The intervention relied heavily on strong social ties and high levels of trust. However, the community was afforded the option of sharpening or determining the focus of the intervention. This might have provided an opportunity to ensure that the provision fitted well with perceived need. Leaders had an average of 6.8 opportunistic conversations with any given network members (corroborated by the members themselves). The leader was known and trusted by the group. Factors that may have made the intervention have relevance for them could have been their higher levels of risky behavior activity and pressure to conform to the evolving social norm. The chain of action responsible for the effectiveness of the intervention is conceivably group-level social influences facilitating engagement from individual risk takers and reported behavior changes. A summary of the context–mechanism–outcome logic as applied to Kelly et al22 is presented in Figure 2.
Figure 2 Context–mechanism–outcome (C-M-O) logic model applied to Kelly et al.22
Abbreviation: LHA, lay health adviser.
The provider and recipient populations for layperson health advice are complex. Realist logic analysis has highlighted the need to move away from largely unidimensional descriptors of either LHAs or their target groups to understand the premise of their relationship and how levers of change may be activated. Such degrees of specificity with respect to role and need allow the intent to be more clearly articulated, and consequently the underlying mechanism of actions that are likely to lead to effective intervention to be understood. Crucially, the dynamic nature of the relationship should be recognized, so that characteristics can be selected to provide tailored responses to a range of stubborn inequalities.

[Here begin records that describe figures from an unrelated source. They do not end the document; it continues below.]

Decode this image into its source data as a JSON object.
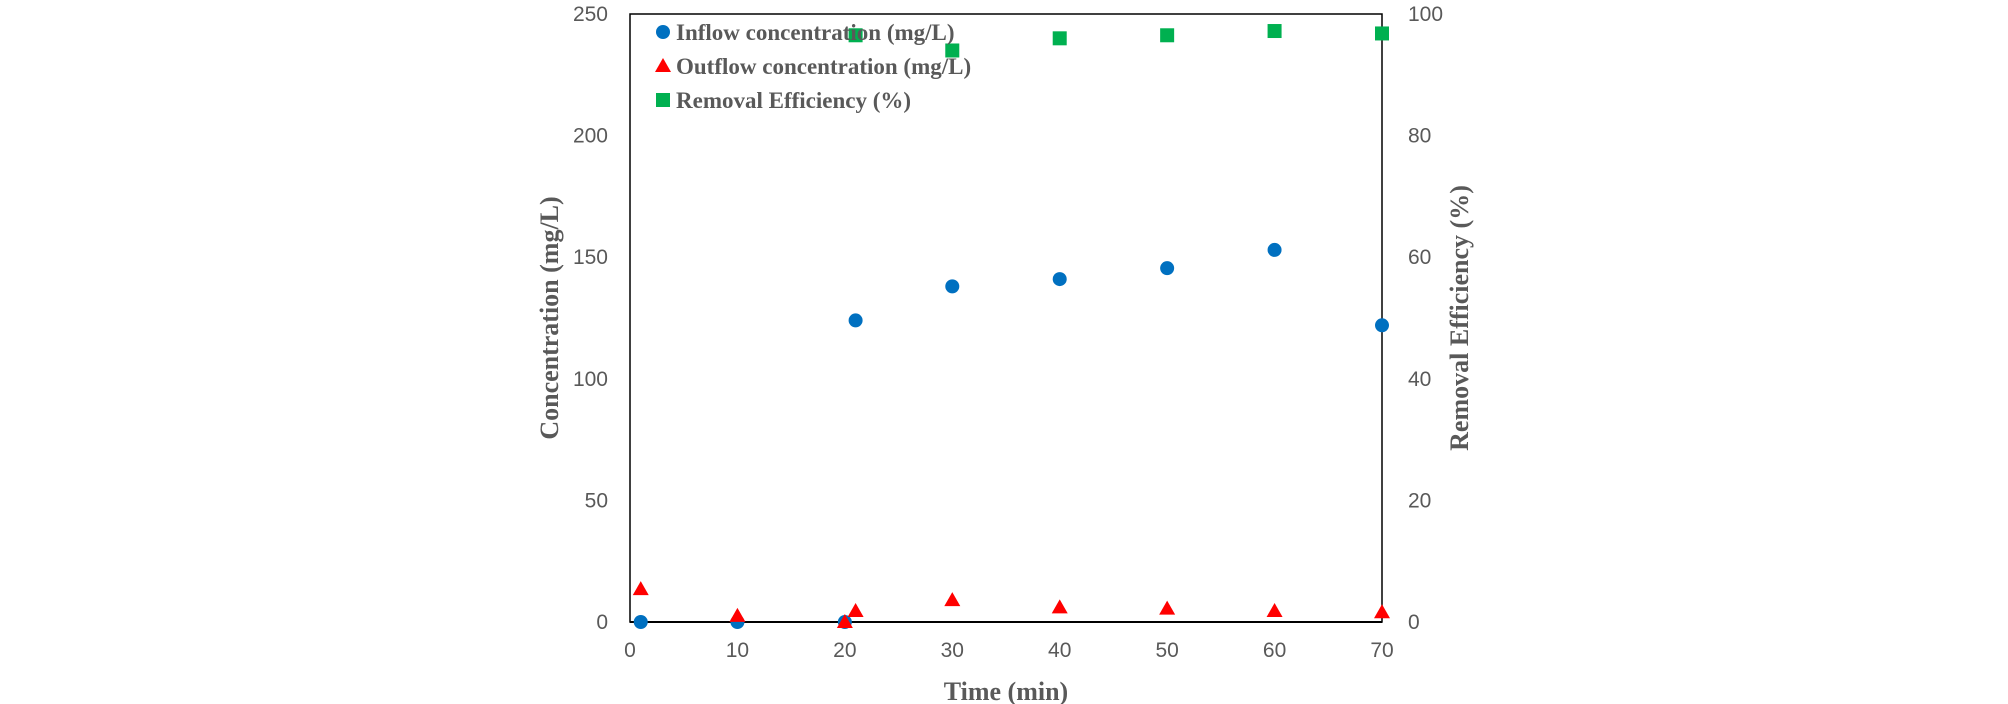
{
  "chart_data": {
    "type": "scatter",
    "xlabel": "Time (min)",
    "ylabel": "Concentration (mg/L)",
    "y2label": "Removal Efficiency (%)",
    "xlim": [
      0,
      70
    ],
    "ylim": [
      0,
      250
    ],
    "y2lim": [
      0,
      100
    ],
    "xticks": [
      0,
      10,
      20,
      30,
      40,
      50,
      60,
      70
    ],
    "yticks": [
      0,
      50,
      100,
      150,
      200,
      250
    ],
    "y2ticks": [
      0,
      20,
      40,
      60,
      80,
      100
    ],
    "grid": false,
    "legend_position": "top-left",
    "series": [
      {
        "name": "Inflow concentration (mg/L)",
        "axis": "left",
        "marker": "circle",
        "color": "#0070c0",
        "points": [
          [
            1,
            0
          ],
          [
            10,
            0
          ],
          [
            20,
            0
          ],
          [
            21,
            124
          ],
          [
            30,
            138
          ],
          [
            40,
            141
          ],
          [
            50,
            145.5
          ],
          [
            60,
            153
          ],
          [
            70,
            122
          ]
        ]
      },
      {
        "name": "Outflow concentration (mg/L)",
        "axis": "left",
        "marker": "triangle",
        "color": "#ff0000",
        "points": [
          [
            1,
            13.5
          ],
          [
            10,
            2.5
          ],
          [
            20,
            0
          ],
          [
            21,
            4.5
          ],
          [
            30,
            9
          ],
          [
            40,
            6
          ],
          [
            50,
            5.5
          ],
          [
            60,
            4.5
          ],
          [
            70,
            4
          ]
        ]
      },
      {
        "name": "Removal Efficiency (%)",
        "axis": "right",
        "marker": "square",
        "color": "#00b050",
        "points": [
          [
            21,
            96.5
          ],
          [
            30,
            94
          ],
          [
            40,
            96
          ],
          [
            50,
            96.5
          ],
          [
            60,
            97.2
          ],
          [
            70,
            96.8
          ]
        ]
      }
    ]
  }
}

The model presented in this paper acknowledges the continuing challenge of defining a community from the outside, and thus highlights the necessity of considering both relationships with the target group and commonality of experiences. Affiliation with a host organization, employment, or remuneration all impact on the intervention and the extent to which a true alternative to standard-service approaches is facilitated.

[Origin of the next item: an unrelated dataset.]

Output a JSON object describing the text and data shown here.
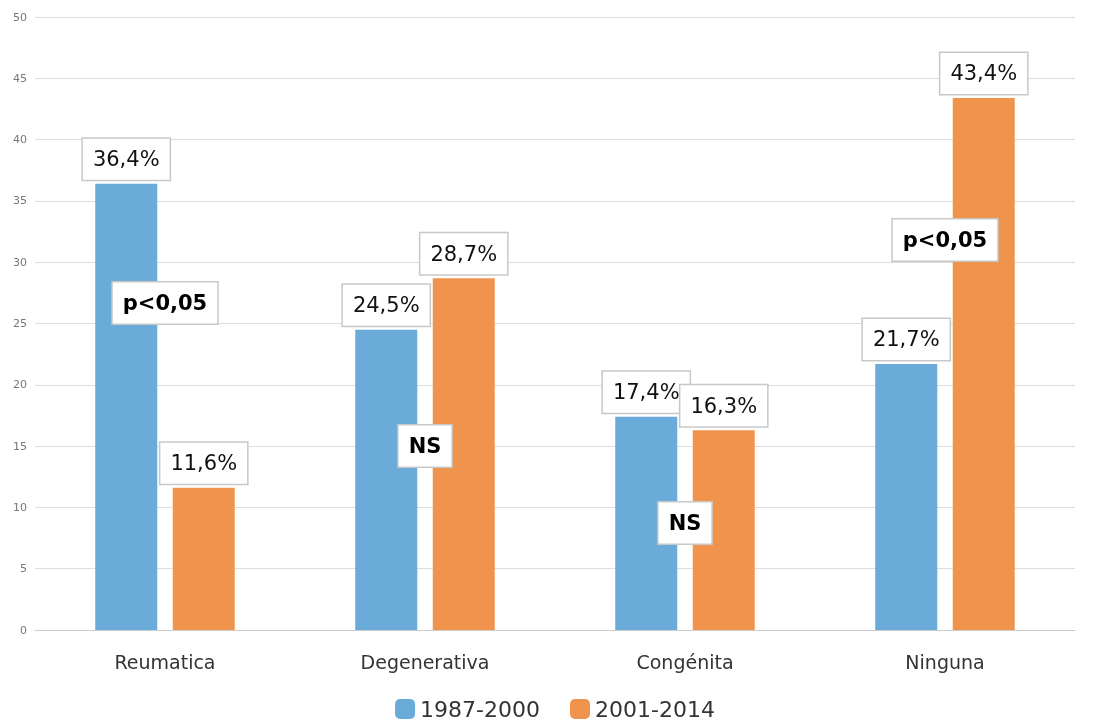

Studies drawn on were funded by the NIHR Health Public Health Research Programme (project 10/3004/02) and NIHR Health Technology Assessment Programme (project 07/26/03). The views and opinions expressed therein are those of the authors, and do not necessarily reflect those of the Department of Health. Funding from the British Heart Foundation, Cancer Research UK, Economic and Social Research Council, Medical Research Council, and National Institute for Health Research (NIHR) under the auspices of UKCRC is gratefully acknowledged.
At the time of conducting the studies, ML and NF were funded in part as members of Fuse (Centre for Translational Research in Public Health), a UK Clinical Research Collaboration (UKCRC) Public Health Research Centre of Excellence. The authors report no other conflicts of interest in this work.